Incentive compensation based a Financial Reporting Measure: Any compensation that: (a) is granted, earned, or vested based wholly or in part upon the attainment of a Financial Reporting Measure, or (b) was determined based on, or otherwise calculated by reference to, compensation described in (a) (including, without limitation, any amounts under any long-term disability, life insurance or supplemental retirement or severance plan or agreement or any notional account that is based thereon, as well as any earnings or dividend equivalents accrued thereon).


BANK OF MONTREAL

BOARD OF DIRECTORS’ POLICIES

    

December 1, 2009

Amended April 1, 2019

Amended October 24, 2023

 

 

 

 

Human Resources Committee (HRC): The Human Resources Committee of the BMO Board oversees the human resources strategies, including compensation and talent management.

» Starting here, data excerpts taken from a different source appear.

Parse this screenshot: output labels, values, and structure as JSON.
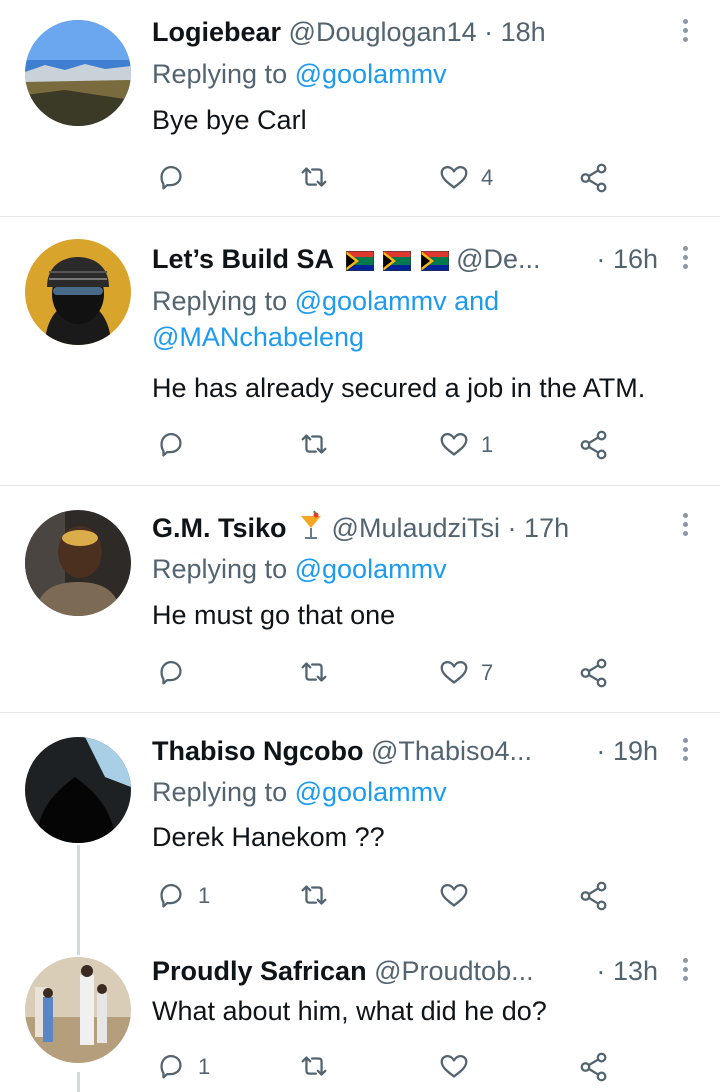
{
  "tweets": [
    {
      "name": "Logiebear",
      "handle": "@Douglogan14",
      "time": "18h",
      "reply_prefix": "Replying to",
      "mentions": [
        "@goolammv"
      ],
      "text": "Bye bye Carl",
      "reply_count": "",
      "like_count": "4"
    },
    {
      "name": "Let’s Build SA",
      "handle": "@De...",
      "time": "16h",
      "reply_prefix": "Replying to",
      "mentions": [
        "@goolammv",
        "@MANchabeleng"
      ],
      "mention_joiner": "and",
      "text": "He has already secured a job in the ATM.",
      "reply_count": "",
      "like_count": "1"
    },
    {
      "name": "G.M. Tsiko",
      "handle": "@MulaudziTsi",
      "time": "17h",
      "reply_prefix": "Replying to",
      "mentions": [
        "@goolammv"
      ],
      "text": "He must go that one",
      "reply_count": "",
      "like_count": "7"
    },
    {
      "name": "Thabiso Ngcobo",
      "handle": "@Thabiso4...",
      "time": "19h",
      "reply_prefix": "Replying to",
      "mentions": [
        "@goolammv"
      ],
      "text": "Derek Hanekom ??",
      "reply_count": "1",
      "like_count": ""
    },
    {
      "name": "Proudly Safrican",
      "handle": "@Proudtob...",
      "time": "13h",
      "text": "What about him, what did he do?",
      "reply_count": "1",
      "like_count": ""
    }
  ],
  "separator": "·",
  "icons": {
    "reply": "reply-icon",
    "retweet": "retweet-icon",
    "like": "heart-icon",
    "share": "share-icon",
    "more": "more-vertical-icon",
    "cocktail": "cocktail-emoji-icon",
    "flag": "south-africa-flag-icon"
  },
  "colors": {
    "text": "#0f1419",
    "secondary": "#536471",
    "link": "#1d9bf0",
    "divider": "#e6e6e6"
  }
}
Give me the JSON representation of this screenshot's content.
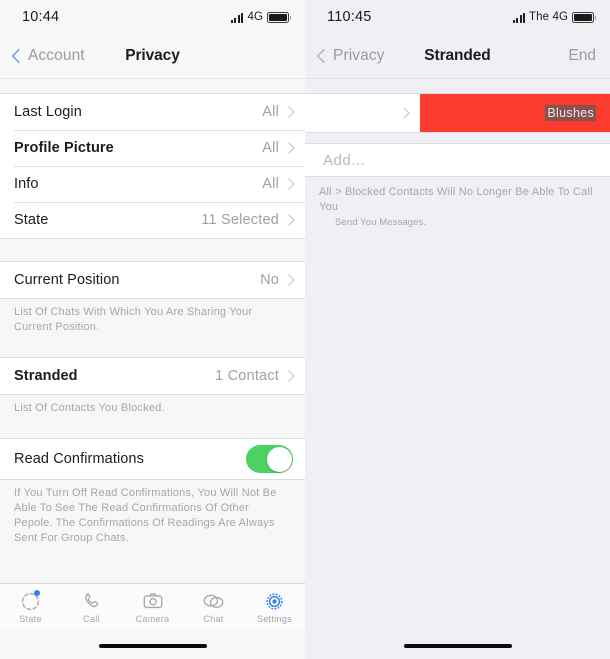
{
  "left_screen": {
    "status_bar": {
      "time": "10:44",
      "network": "4G",
      "signal_icon": "signal-bars-icon",
      "battery_icon": "battery-icon"
    },
    "nav": {
      "back_label": "Account",
      "title": "Privacy",
      "back_icon": "chevron-left-icon"
    },
    "group_1": {
      "rows": [
        {
          "label": "Last Login",
          "value": "All",
          "chevron": "chevron-right-icon"
        },
        {
          "label": "Profile Picture",
          "value": "All",
          "chevron": "chevron-right-icon"
        },
        {
          "label": "Info",
          "value": "All",
          "chevron": "chevron-right-icon"
        },
        {
          "label": "State",
          "value": "11 Selected",
          "chevron": "chevron-right-icon"
        }
      ]
    },
    "group_2": {
      "rows": [
        {
          "label": "Current Position",
          "value": "No",
          "chevron": "chevron-right-icon"
        }
      ],
      "note": "List Of Chats With Which You Are Sharing Your Current Position."
    },
    "group_3": {
      "rows": [
        {
          "label": "Stranded",
          "value": "1 Contact",
          "chevron": "chevron-right-icon"
        }
      ],
      "note": "List Of Contacts You Blocked."
    },
    "group_4": {
      "rows": [
        {
          "label": "Read Confirmations",
          "toggle": "on"
        }
      ],
      "note": "If You Turn Off Read Confirmations, You Will Not Be Able To See The Read Confirmations Of Other Pepole. The Confirmations Of Readings Are Always Sent For Group Chats."
    },
    "tabbar": {
      "tabs": [
        {
          "label": "State",
          "icon": "state-dashed-circle-icon",
          "badge": true,
          "active": false
        },
        {
          "label": "Call",
          "icon": "phone-handset-icon",
          "badge": false,
          "active": false
        },
        {
          "label": "Camera",
          "icon": "camera-icon",
          "badge": false,
          "active": false
        },
        {
          "label": "Chat",
          "icon": "chat-bubbles-icon",
          "badge": false,
          "active": false
        },
        {
          "label": "Settings",
          "icon": "gear-icon",
          "badge": false,
          "active": true
        }
      ]
    }
  },
  "right_screen": {
    "status_bar": {
      "time": "110:45",
      "network": "The 4G",
      "signal_icon": "signal-bars-icon",
      "battery_icon": "battery-icon"
    },
    "nav": {
      "back_label": "Privacy",
      "title": "Stranded",
      "right_label": "End",
      "back_icon": "chevron-left-icon"
    },
    "swipe_row": {
      "delete_label": "Blushes",
      "chevron": "chevron-right-icon"
    },
    "add_row": {
      "label": "Add..."
    },
    "note_line_1": "All > Blocked Contacts Will No Longer Be Able To Call You",
    "note_line_2": "Send You Messages."
  },
  "colors": {
    "accent_blue": "#2f80ed",
    "destructive_red": "#fb3b2e",
    "toggle_green": "#4cd263",
    "background_gray": "#efeff4",
    "secondary_text": "#a0a0a5"
  }
}
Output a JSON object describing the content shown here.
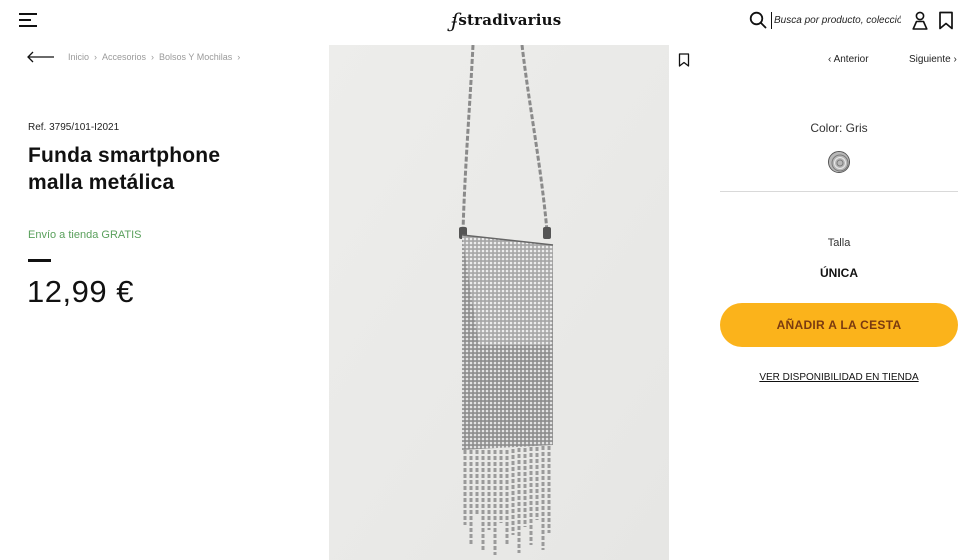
{
  "header": {
    "logo_text": "stradivarius",
    "logo_mark": "ʄ",
    "search_placeholder": "Busca por producto, colección...",
    "icons": [
      "menu-icon",
      "search-icon",
      "user-icon",
      "bookmark-icon"
    ]
  },
  "breadcrumb": {
    "items": [
      "Inicio",
      "Accesorios",
      "Bolsos Y Mochilas"
    ],
    "separator": "›"
  },
  "product": {
    "ref": "Ref. 3795/101-I2021",
    "title": "Funda smartphone malla metálica",
    "shipping": "Envío a tienda GRATIS",
    "price": "12,99 €",
    "image_alt": "Funda smartphone malla metálica"
  },
  "navigation": {
    "prev": "Anterior",
    "next": "Siguiente"
  },
  "options": {
    "color_label": "Color: Gris",
    "size_label": "Talla",
    "size_value": "ÚNICA"
  },
  "actions": {
    "add_to_cart": "AÑADIR A LA CESTA",
    "store_availability": "VER DISPONIBILIDAD EN TIENDA"
  },
  "colors": {
    "accent_button": "#fbb31b",
    "button_text": "#7a3a10",
    "shipping_green": "#5aa05c",
    "image_background": "#ebebe9"
  }
}
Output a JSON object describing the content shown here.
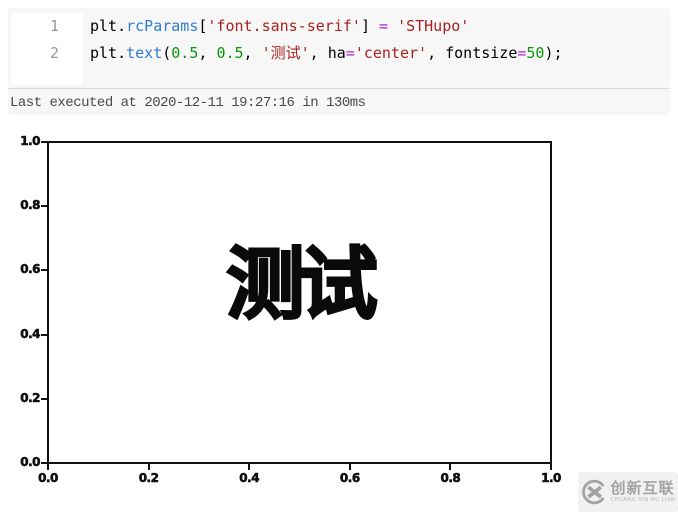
{
  "notebook": {
    "cell": {
      "lines": [
        {
          "number": "1",
          "tokens": [
            {
              "text": "plt.",
              "color": "code_default"
            },
            {
              "text": "rcParams",
              "color": "code_property"
            },
            {
              "text": "[",
              "color": "code_default"
            },
            {
              "text": "'font.sans-serif'",
              "color": "code_string"
            },
            {
              "text": "] ",
              "color": "code_default"
            },
            {
              "text": "=",
              "color": "code_operator"
            },
            {
              "text": " ",
              "color": "code_default"
            },
            {
              "text": "'STHupo'",
              "color": "code_string"
            }
          ]
        },
        {
          "number": "2",
          "tokens": [
            {
              "text": "plt.",
              "color": "code_default"
            },
            {
              "text": "text",
              "color": "code_property"
            },
            {
              "text": "(",
              "color": "code_default"
            },
            {
              "text": "0.5",
              "color": "code_number"
            },
            {
              "text": ", ",
              "color": "code_default"
            },
            {
              "text": "0.5",
              "color": "code_number"
            },
            {
              "text": ", ",
              "color": "code_default"
            },
            {
              "text": "'测试'",
              "color": "code_string"
            },
            {
              "text": ", ha",
              "color": "code_default"
            },
            {
              "text": "=",
              "color": "code_operator"
            },
            {
              "text": "'center'",
              "color": "code_string"
            },
            {
              "text": ", fontsize",
              "color": "code_default"
            },
            {
              "text": "=",
              "color": "code_operator"
            },
            {
              "text": "50",
              "color": "code_number"
            },
            {
              "text": ");",
              "color": "code_default"
            }
          ]
        }
      ]
    },
    "status_text": "Last executed at 2020-12-11 19:27:16 in 130ms"
  },
  "figure": {
    "center_text": "测试",
    "x_tick_labels": [
      "0.0",
      "0.2",
      "0.4",
      "0.6",
      "0.8",
      "1.0"
    ],
    "y_tick_labels": [
      "1.0",
      "0.8",
      "0.6",
      "0.4",
      "0.2",
      "0.0"
    ]
  },
  "watermark": {
    "cn": "创新互联",
    "en": "CHUANG XIN HU LIAN"
  },
  "colors": {
    "cell_background": "#f7f7f7",
    "gutter_background": "#ffffff",
    "line_number": "#999999",
    "code_default": "#000000",
    "code_property": "#2e7bd2",
    "code_string": "#a82121",
    "code_number": "#0b960b",
    "code_operator": "#ab27ce",
    "status_text": "#4a4a4a",
    "axis": "#111111",
    "plot_text": "#0a0a0a",
    "watermark_gray": "#a3a3a3"
  },
  "chart_data": {
    "type": "scatter",
    "points": [],
    "title": "",
    "xlabel": "",
    "ylabel": "",
    "xlim": [
      0.0,
      1.0
    ],
    "ylim": [
      0.0,
      1.0
    ],
    "xticks": [
      0.0,
      0.2,
      0.4,
      0.6,
      0.8,
      1.0
    ],
    "yticks": [
      0.0,
      0.2,
      0.4,
      0.6,
      0.8,
      1.0
    ],
    "grid": false,
    "legend": false,
    "annotations": [
      {
        "x": 0.5,
        "y": 0.5,
        "text": "测试",
        "ha": "center",
        "fontsize": 50,
        "font": "STHupo",
        "color": "#000000"
      }
    ]
  }
}
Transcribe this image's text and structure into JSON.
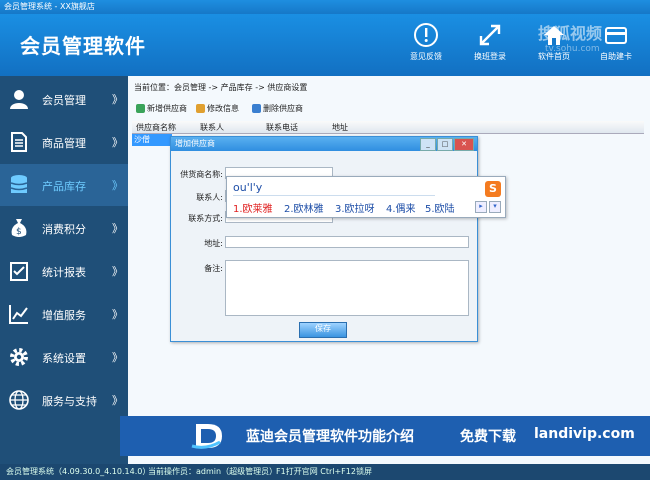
{
  "window": {
    "title": "会员管理系统 - XX旗舰店"
  },
  "header": {
    "app_title": "会员管理软件",
    "buttons": [
      {
        "label": "意见反馈",
        "icon": "info-icon"
      },
      {
        "label": "换班登录",
        "icon": "swap-arrows-icon"
      },
      {
        "label": "软件首页",
        "icon": "home-icon"
      },
      {
        "label": "自助建卡",
        "icon": "card-icon"
      }
    ],
    "watermark": "搜狐视频",
    "watermark_url": "tv.sohu.com"
  },
  "sidebar": {
    "items": [
      {
        "label": "会员管理",
        "icon": "user-icon",
        "active": false
      },
      {
        "label": "商品管理",
        "icon": "document-icon",
        "active": false
      },
      {
        "label": "产品库存",
        "icon": "database-icon",
        "active": true
      },
      {
        "label": "消费积分",
        "icon": "money-bag-icon",
        "active": false
      },
      {
        "label": "统计报表",
        "icon": "checklist-icon",
        "active": false
      },
      {
        "label": "增值服务",
        "icon": "chart-icon",
        "active": false
      },
      {
        "label": "系统设置",
        "icon": "gear-icon",
        "active": false
      },
      {
        "label": "服务与支持",
        "icon": "globe-icon",
        "active": false
      }
    ],
    "chevron": "》"
  },
  "main": {
    "breadcrumb": "当前位置：会员管理 -> 产品库存 -> 供应商设置",
    "toolbar": {
      "add": "新增供应商",
      "edit": "修改信息",
      "delete": "删除供应商"
    },
    "columns": [
      "供应商名称",
      "联系人",
      "联系电话",
      "地址"
    ],
    "selected_row": "沙僧"
  },
  "dialog": {
    "title": "增加供应商",
    "fields": {
      "supplier_name": "供货商名称:",
      "contact": "联系人:",
      "phone": "联系方式:",
      "address": "地址:",
      "remark": "备注:"
    },
    "save": "保存"
  },
  "ime": {
    "typed": "ou'l'y",
    "candidates": [
      "1.欧莱雅",
      "2.欧林雅",
      "3.欧拉呀",
      "4.偶来",
      "5.欧陆"
    ],
    "logo": "S"
  },
  "banner": {
    "text1": "蓝迪会员管理软件功能介绍",
    "text2": "免费下载",
    "text3": "landivip.com"
  },
  "status": {
    "version": "会员管理系统（4.09.30.0_4.10.14.0）",
    "operator": "当前操作员：admin（超级管理员）",
    "hotkeys": "F1打开官网 Ctrl+F12锁屏"
  },
  "colors": {
    "header": "#1a8fe3",
    "sidebar": "#1f4f78",
    "accent": "#3399ff",
    "candidate_first": "#e02020",
    "banner": "#1e5fb0"
  }
}
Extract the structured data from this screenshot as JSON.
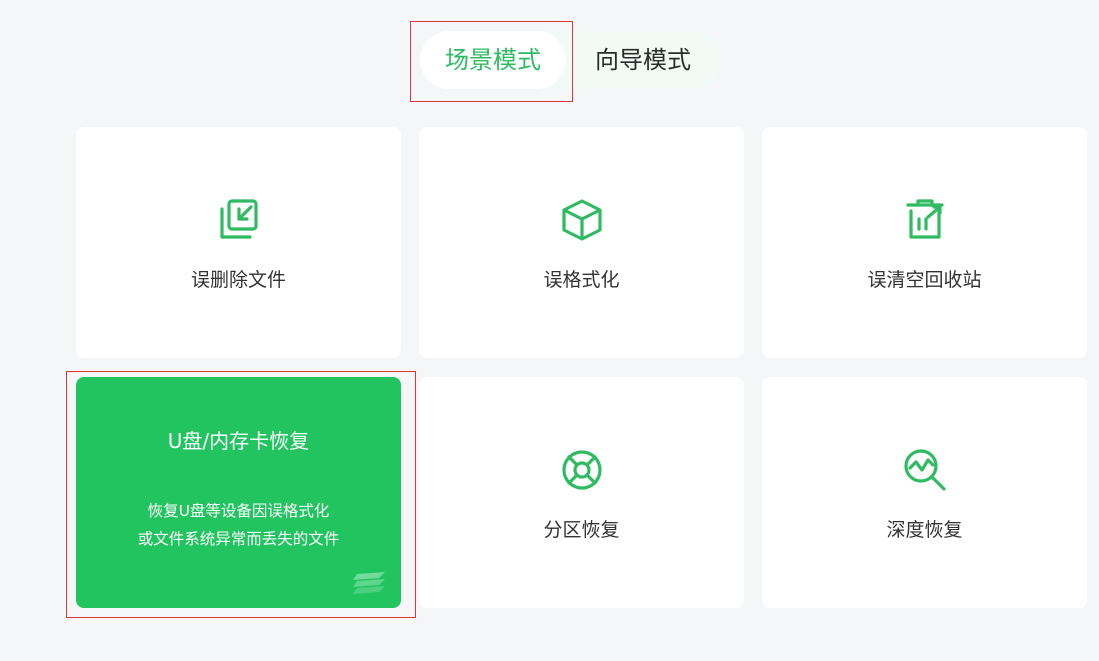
{
  "mode_switch": {
    "active_label": "场景模式",
    "inactive_label": "向导模式"
  },
  "cards": [
    {
      "label": "误删除文件",
      "icon": "deleted-file-icon"
    },
    {
      "label": "误格式化",
      "icon": "format-box-icon"
    },
    {
      "label": "误清空回收站",
      "icon": "recycle-bin-icon"
    },
    {
      "label": "分区恢复",
      "icon": "partition-lifebuoy-icon"
    },
    {
      "label": "深度恢复",
      "icon": "deep-scan-magnifier-icon"
    }
  ],
  "active_card": {
    "title": "U盘/内存卡恢复",
    "desc_line1": "恢复U盘等设备因误格式化",
    "desc_line2": "或文件系统异常而丢失的文件",
    "icon": "layers-stack-icon"
  },
  "colors": {
    "accent": "#2fbb62",
    "card_active": "#22c460",
    "highlight": "#d9363e",
    "background": "#f5f6f7"
  }
}
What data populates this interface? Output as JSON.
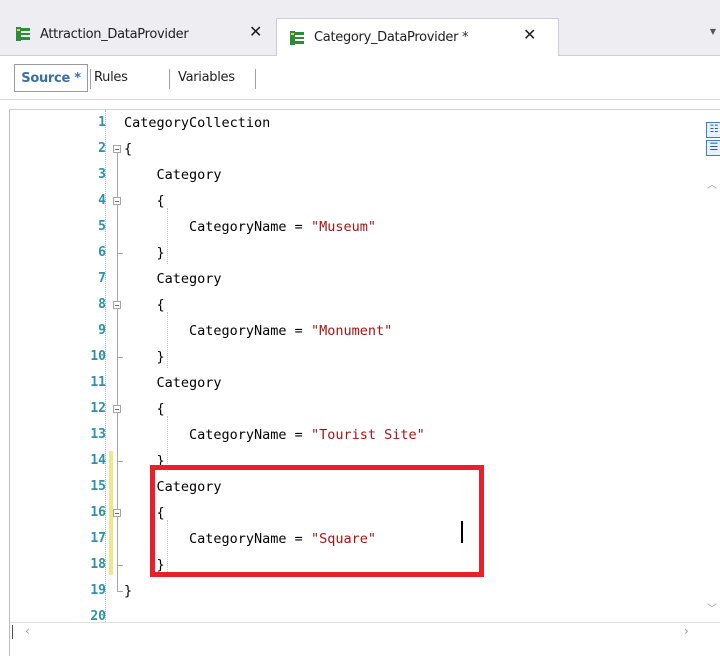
{
  "tabs": [
    {
      "label": "Attraction_DataProvider",
      "close": "✕",
      "icon": "data-provider-icon"
    },
    {
      "label": "Category_DataProvider *",
      "close": "✕",
      "icon": "data-provider-icon"
    }
  ],
  "subtabs": {
    "source": "Source *",
    "rules": "Rules",
    "variables": "Variables"
  },
  "editor": {
    "lines": [
      {
        "n": "1",
        "text": "CategoryCollection"
      },
      {
        "n": "2",
        "text": "{"
      },
      {
        "n": "3",
        "text": "    Category"
      },
      {
        "n": "4",
        "text": "    {"
      },
      {
        "n": "5",
        "code": "        CategoryName = ",
        "str": "\"Museum\""
      },
      {
        "n": "6",
        "text": "    }"
      },
      {
        "n": "7",
        "text": "    Category"
      },
      {
        "n": "8",
        "text": "    {"
      },
      {
        "n": "9",
        "code": "        CategoryName = ",
        "str": "\"Monument\""
      },
      {
        "n": "10",
        "text": "    }"
      },
      {
        "n": "11",
        "text": "    Category"
      },
      {
        "n": "12",
        "text": "    {"
      },
      {
        "n": "13",
        "code": "        CategoryName = ",
        "str": "\"Tourist Site\""
      },
      {
        "n": "14",
        "text": "    }"
      },
      {
        "n": "15",
        "text": "    Category"
      },
      {
        "n": "16",
        "text": "    {"
      },
      {
        "n": "17",
        "code": "        CategoryName = ",
        "str": "\"Square\""
      },
      {
        "n": "18",
        "text": "    }"
      },
      {
        "n": "19",
        "text": "}"
      },
      {
        "n": "20",
        "text": ""
      }
    ]
  },
  "colors": {
    "line_number": "#2b91af",
    "string": "#a31515",
    "highlight_box": "#e8202a"
  }
}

Material Risk Employees: Employees whose actions could have a material impact on the risk of the Bank.

 

 

Schedule B – Procedural elements for clawback and recoupment

The HRC shall determine, in its sole discretion and subject to applicable law and regulation, the prompt recovery and method for the recoupment of any incentive compensation (including any Restatement Recoupment Amount), which to the fullest extent permitted by applicable law and regulation may include any one or more of the following:

 

(a)

withholding, forfeiting and/or cancelling any incentive compensation of the individual;

(b)

cancelling or setting-off against planned future grants of incentive compensation;

(c)

requiring repayment of amounts previously received by the individual; and/or

(d)

setting off against other amounts payable to the individual.

The HRC maintains the right to elect not to recover some or all of the Restatement Recoupment Amount to the extent the HRC determines that recovery would be impracticable under one or more of the following conditions, and any other requirements of applicable laws, are met:

 

(a)

the direct expense paid to a third party to assist in enforcing this Policy would exceed the Restatement Recoupment Amount, and the Bank has made a reasonable attempt to recover the Restatement Recoupment Amount, documented such attempt, and provided such documentation to the applicable stock exchange or regulatory body having jurisdiction;

 

(b)

recovery of the Restatement Recoupment Amount by the Bank would violate applicable laws in Canada that were adopted prior to November 28, 2022 and the HRC has obtained an opinion of Canadian counsel acceptable to the applicable stock exchange or regulatory body having jurisdiction that recovery would result in such a violation, and has provided such opinion to such stock exchange or regulatory body; or

 

(c)

recovery of the Restatement Recoupment Amount would likely cause an otherwise tax-qualified retirement plan, under which benefits are broadly available to employees of the Bank, to fail to meet the requirements of tax legislation.